– I’ll say this: Joe Kelly is the most interesting player on the Red Sox roster this year. Most interesting to watch, at least. Anything could happen on any given night. Literally, anything. His stuff is electric, he has plenty of personality and you just don’t expect 98 mph lasers to shoot forth from his arm. But they do.
You also don’t really expect a guy with his strikeout potential to give up runs and hits in huge bunches. But he does.
The WEEI radio team spent the better part on an inning discussing why he doesn’t have “swing-and-miss” stuff during his start against Toronto earlier this. A start in which he struck out 10 batters. I don’t think the question is his stuff. It’s his focus. Maybe. Or his location. I’m leaning toward focus. He tends to give up runs early on, and make routine fielding plays more exciting than they have to be. But he’s locked in, I’ve been left wondering if he’s not the best pitcher in baseball. When he’s locked in. Tonight, another high-run yield. And again, some high points. To me, his is the most intriguing storyline as the season progresses. If he can find that focus, look out. I’m going to enjoy watching it either way.
Napoli vs. Nava
– As trade bait for starting pitching keeps getting bandied about, it’s puzzling to me that Mike Napoli’s name doesn’t get floated out there. Stick with me on this one. What does Napoli offer that Nava can’t? Power?
But is it really power? Or are we hanging on to the idea of Napoli’s power? His home run totals have dwindled consistently since his career high of 30 in 2011 (24 in 2012, 23 in 2013, 17 last year and so on). Granted, injuries and health problems have been a part of that, but he’s also been in the heart of a pretty nasty lineup.

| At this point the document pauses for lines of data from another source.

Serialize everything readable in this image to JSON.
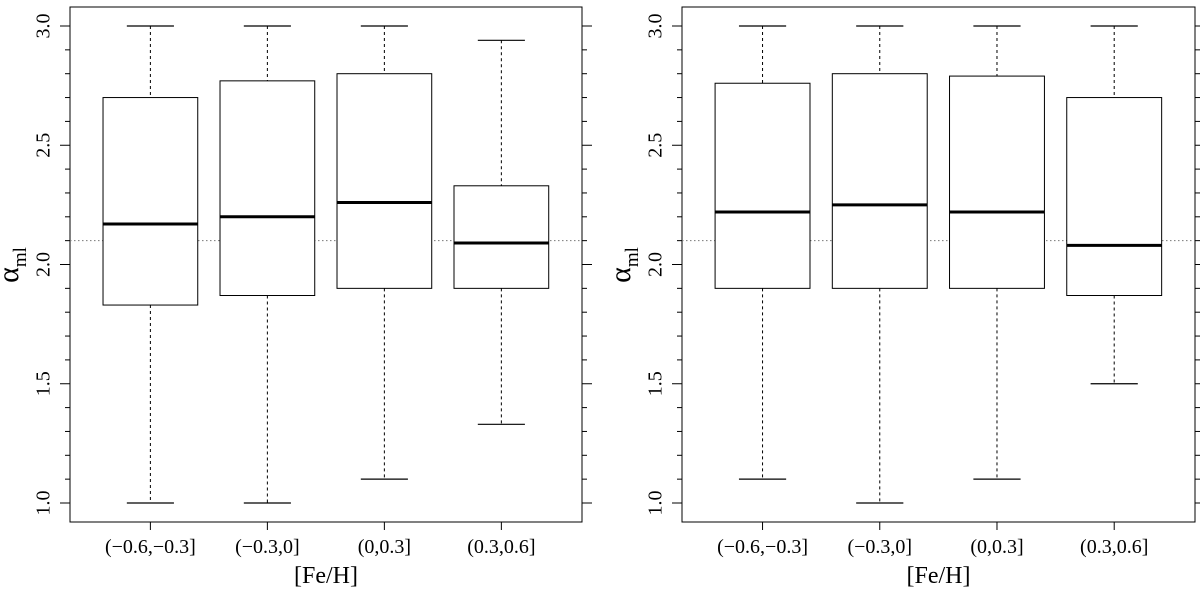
{
  "chart_data": [
    {
      "type": "box",
      "panel": "left",
      "categories": [
        "(−0.6,−0.3]",
        "(−0.3,0]",
        "(0,0.3]",
        "(0.3,0.6]"
      ],
      "boxes": [
        {
          "whisker_low": 1.0,
          "q1": 1.83,
          "median": 2.17,
          "q3": 2.7,
          "whisker_high": 3.0
        },
        {
          "whisker_low": 1.0,
          "q1": 1.87,
          "median": 2.2,
          "q3": 2.77,
          "whisker_high": 3.0
        },
        {
          "whisker_low": 1.1,
          "q1": 1.9,
          "median": 2.26,
          "q3": 2.8,
          "whisker_high": 3.0
        },
        {
          "whisker_low": 1.33,
          "q1": 1.9,
          "median": 2.09,
          "q3": 2.33,
          "whisker_high": 2.94
        }
      ],
      "reference_line": 2.1,
      "xlabel": "[Fe/H]",
      "ylabel": {
        "symbol": "α",
        "subscript": "ml"
      },
      "ylim": [
        1.0,
        3.0
      ],
      "yticks": [
        1.0,
        1.5,
        2.0,
        2.5,
        3.0
      ],
      "ytick_labels": [
        "1.0",
        "1.5",
        "2.0",
        "2.5",
        "3.0"
      ]
    },
    {
      "type": "box",
      "panel": "right",
      "categories": [
        "(−0.6,−0.3]",
        "(−0.3,0]",
        "(0,0.3]",
        "(0.3,0.6]"
      ],
      "boxes": [
        {
          "whisker_low": 1.1,
          "q1": 1.9,
          "median": 2.22,
          "q3": 2.76,
          "whisker_high": 3.0
        },
        {
          "whisker_low": 1.0,
          "q1": 1.9,
          "median": 2.25,
          "q3": 2.8,
          "whisker_high": 3.0
        },
        {
          "whisker_low": 1.1,
          "q1": 1.9,
          "median": 2.22,
          "q3": 2.79,
          "whisker_high": 3.0
        },
        {
          "whisker_low": 1.5,
          "q1": 1.87,
          "median": 2.08,
          "q3": 2.7,
          "whisker_high": 3.0
        }
      ],
      "reference_line": 2.1,
      "xlabel": "[Fe/H]",
      "ylabel": {
        "symbol": "α",
        "subscript": "ml"
      },
      "ylim": [
        1.0,
        3.0
      ],
      "yticks": [
        1.0,
        1.5,
        2.0,
        2.5,
        3.0
      ],
      "ytick_labels": [
        "1.0",
        "1.5",
        "2.0",
        "2.5",
        "3.0"
      ]
    }
  ]
}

Discount the idea of power, and Nava suddenly becomes a very statistically comparable player at first base. The clear advantage I see in Napoli is his ability to consistently grind-out extra pitches from an at-bat, which I love. I just wonder if a trade package involving Napoli brings in a higher return while not charging a downgrade to Boston’s current lineup or farm system.
Hey, these guys can fight
This was something I really liked about the 2013 squad – and last year’s squad for that matter. Even in the face of a sizeable deficit, as Boston showed tonight, they’re content to scratch away at a lead and see what happens from there. It served the 2013 well in the playoff run – an intangible, hard-to-quantify quality that somehow makes all the difference – and I saw flashes of it in a bridge 2014. The same character showed through tonight for a couple innings tonight in the face of an 8-0 deficit. At some point, the breaks will start to go the other way.